HierarchicalClusterHs is a small Haskell program for clustering data based on hierarchical clusterization.
HierarchicalClusterHs currently requires data points to be given in a single-space-separated data file. For example,
0.9832849 0.0684199 1.0394514 -0.0356402 0.9395337 0.0884182 ...
To obtain 3 clusters you can run:
HiararchicalClusterHs Test.txt Result.txt 3
which creates a
Result.txt file with the last column representing the cluster number of the corresponding data point:
-0.9567112 0.2772381 1 -0.9941113 0.2865241 1 -0.954816 0.3392383 1 ...
The order of data points in the original file is not preserved.
If the number of clusters is not supplied as a command line argument, then it is decided automatically.
HiararchicalClusterHs Test.txt Result.txt
Although HierarchicalClusterHs currently supports only numerical data and the Euclidean distance, the library that comes with it allows supplying other data types with other distance functions.

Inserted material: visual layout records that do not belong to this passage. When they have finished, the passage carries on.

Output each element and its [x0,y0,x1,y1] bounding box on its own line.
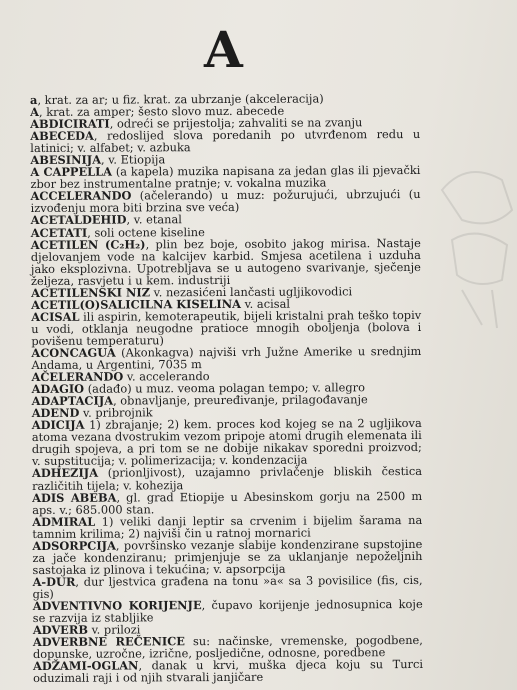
dictionary-entry [30,128,420,154]
entry-headword: ACETALDEHID [30,212,127,228]
entry-definition: (ačelerando) u muz: požurujući, ubrzujući (u izvođenju mora biti brzina sve veća) [30,187,421,216]
dictionary-entry [33,574,423,600]
entry-definition: , površinsko vezanje slabije kondenzirane supstojine za jače kondenziranu; primjenjuje se za uklanjanje nepoželjnih sastojaka iz plinova i tekućina; v. apsorpcija [32,536,423,577]
entry-definition: ili aspirin, kemoterapeutik, bijeli kristalni prah teško topiv u vodi, otklanja neugodne pratioce mnogih obolјenja (bolova i povišenu temperaturu) [31,307,422,348]
dictionary-entry [31,309,421,347]
entry-headword: ACONCAGUA [31,345,116,360]
dictionary-entry [33,634,423,660]
entry-definition: v. acisal [240,296,291,311]
entry-definition: v. pribrojnik [79,405,153,420]
entry-headword: A CAPPELLA [30,164,113,180]
entry-definition: su: načinske, vremenske, pogodbene, dopunske, uzročne, izrične, posljedične, odnosne, poredbene [32,633,423,662]
entry-definition: , soli octene kiseline [87,224,205,240]
entry-headword: ADSORPCIJA [32,538,116,553]
entry-definition: , plin bez boje, osobito jakog mirisa. Nastaje djelovanjem vode na kalcijev karbid. Smjesa acetilena i uzduha jako eksplozivna. Upotrebljava se u autogeno svarivanje, sječenje željeza, rasvjetu i u kem. industriji [30,235,421,288]
section-letter: A [204,20,243,79]
entry-definition: (adađo) u muz. veoma polagan tempo; v. allegro [84,380,365,396]
entry-definition: , odreći se prijestolja; zahvaliti se na zvanju [109,115,363,131]
entry-headword: ADVERB [32,622,88,638]
entry-definition: , v. Etiopija [100,152,166,167]
entry-headword: AČELERANDO [31,369,124,385]
entry-definition: , danak u krvi, muška djeca koju su Turci oduzimali raji i od njih stvarali janjičare [33,657,424,686]
entry-headword: ABDICIRATI [30,116,110,132]
dictionary-entry [33,598,423,624]
entry-definition: , krat. za ar; u fiz. krat. za ubrzanje (akceleracija) [37,91,324,107]
dictionary-entry [30,164,420,190]
entry-headword: ADVERBNE REČENICE [32,634,185,650]
entry-list [30,92,423,684]
entry-definition: , redoslijed slova poredanih po utvrđenom redu u latinici; v. alfabet; v. azbuka [30,127,421,156]
entry-headword: ACISAL [31,309,80,324]
entry-headword: ACETILEN (C₂H₂) [30,236,146,252]
entry-headword: ADAPTACIJA [31,393,114,409]
entry-definition: , v. etanal [126,212,182,227]
entry-headword: ACCELERANDO [30,188,132,204]
dictionary-entry [32,514,422,540]
entry-definition: , krat. za amper; šesto slovo muz. abecede [38,103,285,120]
entry-headword: ADICIJA [31,417,85,433]
entry-headword: ABESINIJA [30,152,102,168]
dictionary-entry [31,188,421,214]
dictionary-entry [31,237,421,287]
entry-definition: , dur ljestvica građena na tonu »a« sa 3 povisilice (fis, cis, gis) [32,572,423,601]
dictionary-entry [32,465,422,491]
entry-headword: ADAGIO [31,381,85,397]
entry-definition: 1) veliki danji leptir sa crvenim i bijelim šarama na tamnim krilima; 2) najviši čin u ratnoj mornarici [32,512,423,541]
entry-headword: ACETIL(O)SALICILNA KISELINA [31,296,241,312]
entry-definition: , obnavljanje, preuređivanje, prilagođavanje [113,392,368,408]
entry-definition: , čupavo korijenje jednosupnica koje se razvija iz stabljike [32,596,423,626]
entry-headword: ADMIRAL [32,514,96,529]
dictionary-entry [32,417,422,467]
entry-definition: (prionljivost), uzajamno privlačenje bliskih čestica različitih tijela; v. kohezija [32,464,423,493]
entry-headword: A [30,105,39,120]
entry-headword: ADVENTIVNO KORIJENJE [32,598,202,613]
entry-headword: ACETILENSKI NIZ [31,285,151,300]
entry-headword: ADIS ABEBA [32,490,117,505]
entry-headword: a [29,92,38,107]
entry-headword: ABECEDA [30,128,94,144]
dictionary-entry [31,345,421,371]
entry-headword: ADEND [31,405,80,421]
entry-definition: 1) zbrajanje; 2) kem. proces kod kojeg se na 2 ugljikova atoma vezana dvostrukim vezom pripoje atomi drugih elemenata ili drugih spojeva, a pri tom se ne dobije nikakav sporedni proizvod; v. supstitucija; v. polimerizacija; v. kondenzacija [31,416,422,469]
entry-headword: ACETATI [30,225,88,240]
entry-definition: (a kapela) muzika napisana za jedan glas ili pjevački zbor bez instrumentalne pratnje; v. vokalna muzika [30,163,421,192]
entry-definition: v. prilozi [87,622,141,637]
entry-definition: (Akonkagva) najviši vrh Južne Amerike u srednjim Andama, u Argentini, 7035 m [31,343,422,373]
entry-definition: , gl. grad Etiopije u Abesinskom gorju na 2500 m aps. v.; 685.000 stan. [32,488,423,517]
dictionary-entry [32,538,422,576]
entry-headword: ADŽAMI-OGLAN [32,658,139,674]
dictionary-entry [32,489,422,515]
show-through-illustration [422,150,517,330]
entry-definition: v. nezasićeni lančasti ugljikovodici [149,284,353,300]
entry-definition: v. accelerando [123,369,210,384]
dictionary-entry [33,658,423,684]
entry-headword: A-DUR [32,574,76,589]
entry-headword: ADHEZIJA [31,466,99,481]
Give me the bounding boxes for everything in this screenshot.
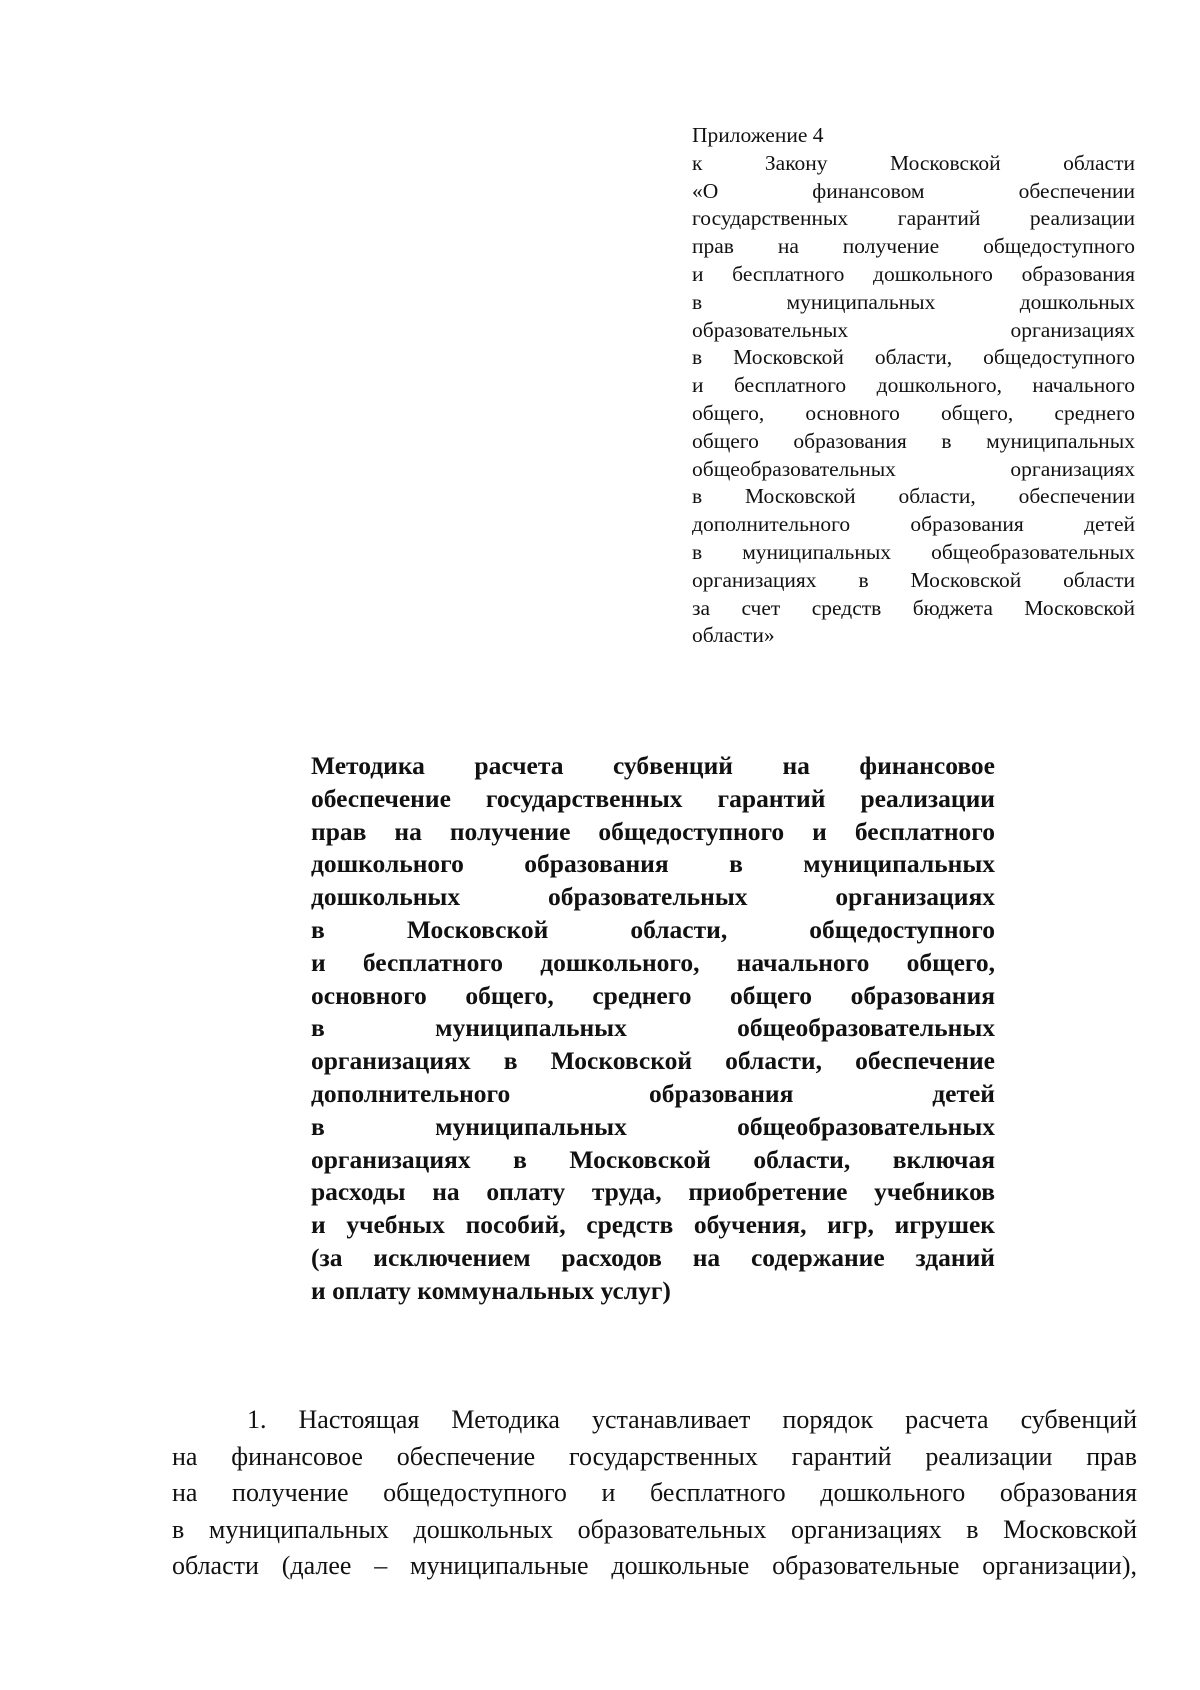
appendix-line: в Московской области, обеспечении (692, 484, 1135, 509)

If you supply HierarchicalClusterHs a data file with n data points, you can ask from 1 to n different clusters to be found. If you ask for 3 clusters, HiararchicalClusterHs starts with n clusters and at each stage it reduces the number of clusters as n-1, n-2, ... until 3. The number of clusters is reduced by joining two clusters that are closest to each other. The distance between two clusters is currently set as the minimum distance between two data points which are respectively obtained from the two clusters. In certain applications this may result in undesired behavior.